Keeping Nurses Connected

Wit-Gele Kruis

6,600 home care nurses across Flanders, visiting patients around the clock. I worked on the software they rely on in the field. Shipped a major release, then stayed through hypercare to make sure it held up. When a nurse can't access a patient record at 2am, that's not a bug report. That's someone's care on hold.
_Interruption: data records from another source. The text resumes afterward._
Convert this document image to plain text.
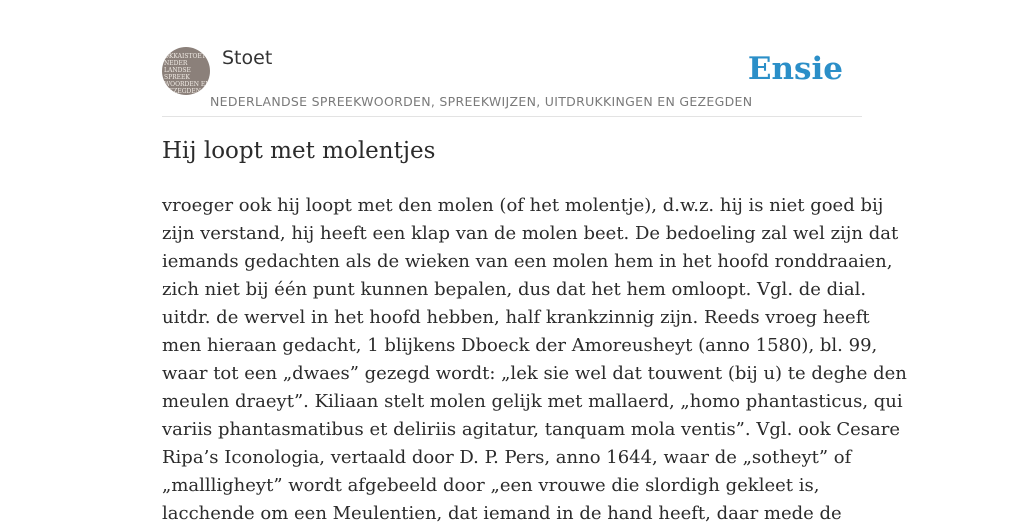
OKKAISTOET
NEDER
LANDSE
SPREEK
WOORDEN EN
GEZEGDEN
Stoet
NEDERLANDSE SPREEKWOORDEN, SPREEKWIJZEN, UITDRUKKINGEN EN GEZEGDEN
Ensie
Hij loopt met molentjes
vroeger ook hij loopt met den molen (of het molentje), d.w.z. hij is niet goed bij
zijn verstand, hij heeft een klap van de molen beet. De bedoeling zal wel zijn dat
iemands gedachten als de wieken van een molen hem in het hoofd ronddraaien,
zich niet bij één punt kunnen bepalen, dus dat het hem omloopt. Vgl. de dial.
uitdr. de wervel in het hoofd hebben, half krankzinnig zijn. Reeds vroeg heeft
men hieraan gedacht, 1 blijkens Dboeck der Amoreusheyt (anno 1580), bl. 99,
waar tot een „dwaes” gezegd wordt: „lek sie wel dat touwent (bij u) te deghe den
meulen draeyt”. Kiliaan stelt molen gelijk met mallaerd, „homo phantasticus, qui
variis phantasmatibus et deliriis agitatur, tanquam mola ventis”. Vgl. ook Cesare
Ripa’s Iconologia, vertaald door D. P. Pers, anno 1644, waar de „sotheyt” of
„mallligheyt” wordt afgebeeld door „een vrouwe die slordigh gekleet is,
lacchende om een Meulentien, dat iemand in de hand heeft, daar mede de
Making Sure the Map is Right

Digitaal Vlaanderen

Every new building, road change and parcel update in Flanders flows through validation before it becomes official record. Surveyors submit measurements, someone has to check them. I worked on the automated QA that catches errors before bad data gets baked into infrastructure thousands of people rely on.

Building the Foundation

Earlier Work

Security awareness platforms, community networks, smart city IoT, warehouse automation. Each project added a new layer: multi-tenant architecture, real-time data, background processing, system integration. Different domains, same drive to build things that work.

I don't stop at code

The breadth of what fascinates me

Most developers specialize. Pick a lane, go deep, stay there. That's fine, but it's not me. I want to understand how the whole thing works. How the code runs. Where it runs. How it's secured. Who can access what. How teams collaborate. Why we're building it in the first place.

Infrastructure.

Not just "deploy to Azure." How networks are configured, how traffic flows, how environments stay consistent from dev to prod.

Security.

Threat modeling, least-privilege access, defense in depth. Not a checklist at the end, a way of thinking from day one.

Privacy & Governance.

Data minimization, retention policies, audit trails. Especially in healthcare and government, this isn't optional.

How teams work.

Communication patterns, decision-making, knowledge sharing. Code is the easy part. People are harder.

I don't know everything. But I want to, and that curiosity keeps me learning across boundaries instead of getting comfortable in one box.

And I can't keep it to myself. When I learn something useful, I want to share it. Short demos, written notes, pairing sessions, a quick "hey, I found this" in Slack. Knowledge stuck in one head doesn't help anyone. Ideas get better when you talk about them.

Developer by passion.
Timothy and family

Husband and father by heart. Loyal friend.